To help them achieve these goals the top game changing technology to implement will be artificial intelligence/ machine learning and Generative AI.

Like the UK, a change of government is forcing widespread change. Initially this hit the contracting sector hard, particularly in Wellington, as public sector job losses were severe. Strong fiscal policy however is reigning inflation in fast, and the latest figures have had economists such as Stephen Toplis, the BNZ head of research, saying inflation is beaten, and called for the central bank to cut rates much sooner than projected.

The overall consensus is that we have hit the bottom of the curve, and it is time to release some of the handbrakes used to slow the previously racing economy. If we follow the Australian path, as we have always done in the past, there will be a steady increase in contracting opportunities towards the end of the year.

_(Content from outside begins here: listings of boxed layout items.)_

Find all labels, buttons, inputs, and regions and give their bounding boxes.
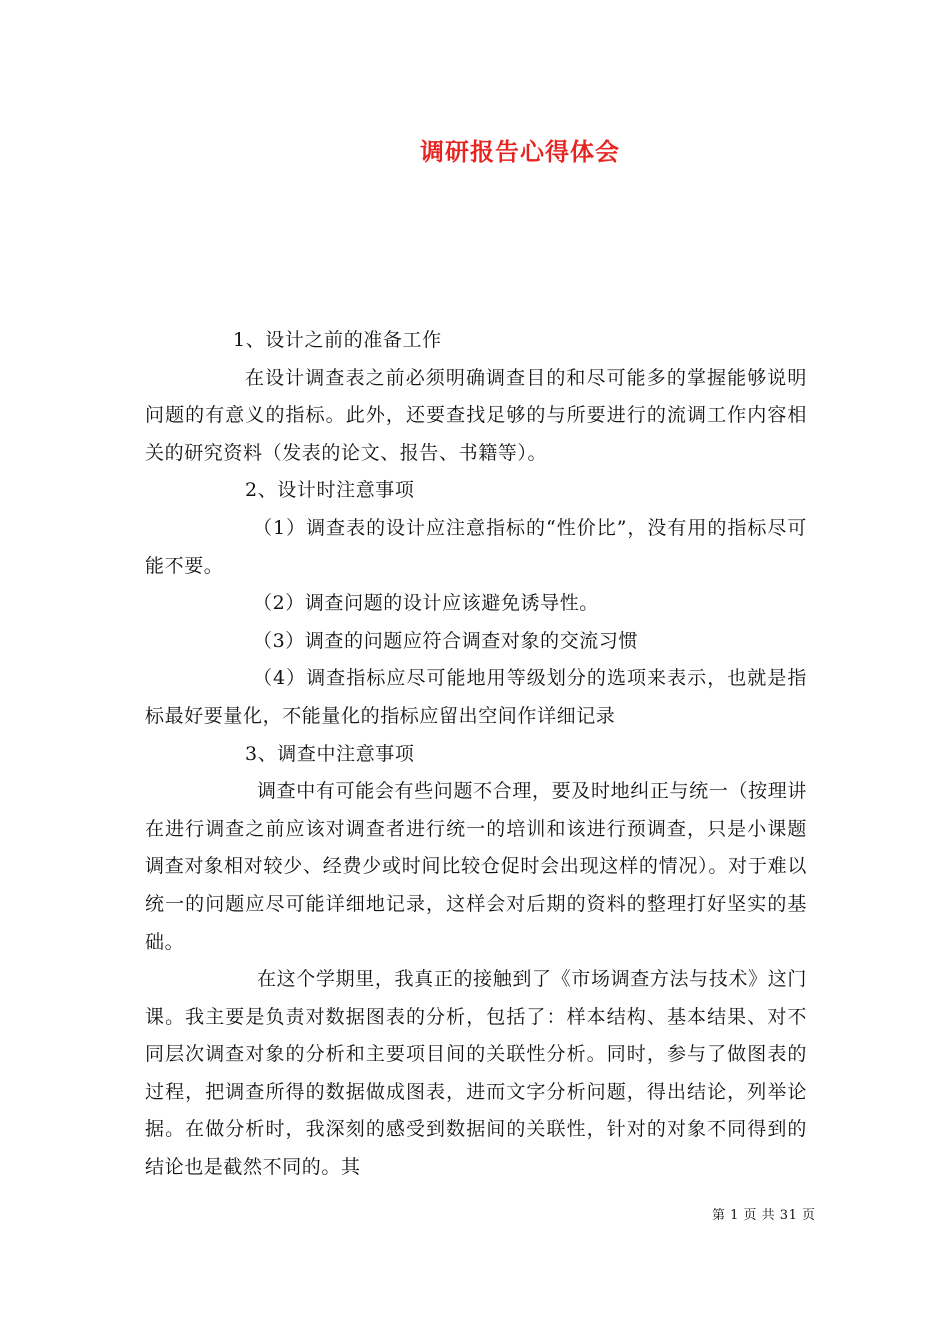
list-item-2: （2）调查问题的设计应该避免诱导性。 xyxy=(253,592,599,615)
paragraph-1: 在设计调查表之前必须明确调查目的和尽可能多的掌握能够说明问题的有意义的指标。此外，还要查找足够的与所要进行的流调工作内容相关的研究资料（发表的论文、报告、书籍等）。 xyxy=(145,366,807,464)
section-heading-3: 3、调查中注意事项 xyxy=(245,742,415,765)
section-heading-2: 2、设计时注意事项 xyxy=(245,479,415,502)
document-body xyxy=(145,322,807,1187)
document-title: 调研报告心得体会 xyxy=(420,137,620,166)
paragraph-3: 在这个学期里，我真正的接触到了《市场调查方法与技术》这门课。我主要是负责对数据图表的分析，包括了：样本结构、基本结果、对不同层次调查对象的分析和主要项目间的关联性分析。同时，参与了做图表的过程，把调查所得的数据做成图表，进而文字分析问题，得出结论，列举论据。在做分析时，我深刻的感受到数据间的关联性，针对的对象不同得到的结论也是截然不同的。其 xyxy=(145,968,807,1179)
section-heading-1: 1、设计之前的准备工作 xyxy=(233,329,442,351)
paragraph-2: 调查中有可能会有些问题不合理，要及时地纠正与统一（按理讲在进行调查之前应该对调查者进行统一的培训和该进行预调查，只是小课题调查对象相对较少、经费少或时间比较仓促时会出现这样的情况）。对于难以统一的问题应尽可能详细地记录，这样会对后期的资料的整理打好坚实的基础。 xyxy=(145,780,807,953)
list-item-4: （4）调查指标应尽可能地用等级划分的选项来表示，也就是指标最好要量化，不能量化的指标应留出空间作详细记录 xyxy=(145,667,807,727)
page-number-footer: 第 1 页 共 31 页 xyxy=(712,1208,816,1223)
list-item-3: （3）调查的问题应符合调查对象的交流习惯 xyxy=(253,629,639,652)
list-item-1: （1）调查表的设计应注意指标的“性价比”，没有用的指标尽可能不要。 xyxy=(145,516,807,577)
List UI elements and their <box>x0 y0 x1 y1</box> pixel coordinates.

The NZ economy is following other global economies and returning to expected norms.

Budgets are being approved for previously delayed projects.

Key business drivers – improved customer experience, compliancy and improved operating margins are common to all ICT leaders.

Similar global markets are predicting we have hit the bottom of the curve.

My next task is to take a straw poll locally with key ICT leaders in New Zealand and see how they are seeing the market. I’ll report back on that soon.